Link to the data: https://docs.google.com/spreadsheets/d/1n_IP2IBCWOJuloEwl6fkSOAsZff8o_Nc75JUJrmspf0/edit?usp=sharing

Python code which I have tried:

import matplotlib.pyplot as plt
import scipy
import scipy.stats
import pandas as pd

size = 1368

df = pd.read_csv("D:\Data Analysis\Practicum\DCU car parking "
                 "data\distribution_creche_parking.csv")

y = df.loc[:, ['Spaces']].values
print y

x= df.loc[:, ['Hour']].values
print x

dist_names = ['gamma', 'beta', 'rayleigh', 'norm', 'pareto']

for dist_name in dist_names:
    dist = getattr(scipy.stats, dist_name)
    param = dist.fit(y)
    print param
    pdf_fitted = dist.pdf(x, *param[:-2], loc=param[-2], scale=param[-1]) * size
    plt.plot(pdf_fitted, label=dist_name)
    plt.xlim(0,23)
plt.legend(loc='upper right')
plt.show()

I tried to use Weibull distribution but my data contains 0 values.

Answer 1

A quick and dirty way would be to model the number of spaces taken at a particular hour as following a Binomial distribution, with $N$ parking spaces available.

Imagine that each hour follows a Binomial distribution independent of the others. Let $D$ be the number of observations you have of parking usage at a particular hour. Let $U_i, i=1,\ldots,D$ be the number of spaces used at observation $i$ of that hour. If you use a Beta prior on the proportion of parking spaces used the Bayesian posterior for the proportion used in that hour is:

$p \sim $ Beta($\alpha + \sum_{i=1}^D U_i$, $\beta + ND - \sum_{i=1}^D U_i$) = Beta($\hat \alpha, \hat \beta$)

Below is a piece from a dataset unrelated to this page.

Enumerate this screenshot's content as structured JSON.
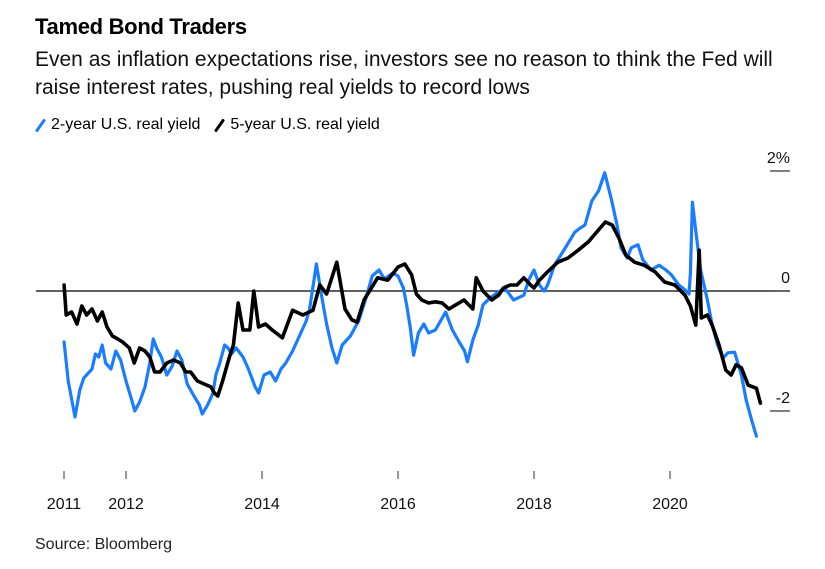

So this just involves counting up your data appropriately, $\alpha, \beta$ can be set to one for a uniform prior. If you take the means of the distribution of $p$ for each hour,

$\frac{\hat \alpha}{\hat \alpha+ \hat \beta}$

It should produce a graph similar to yours (perhaps upside down). You can use from scipy.stats import beta as spbeta to answer other questions about this distribution using parameters $\hat \alpha, \hat \beta$.

Reasons this is dirty are that the $p$ for each hour are clearly linked. If you have enough days worth of data this shouldn't matter too much. Also, factors like day of the week, season etc will have an effect. You can use Binomial GLM to extend the above approach and include such effects.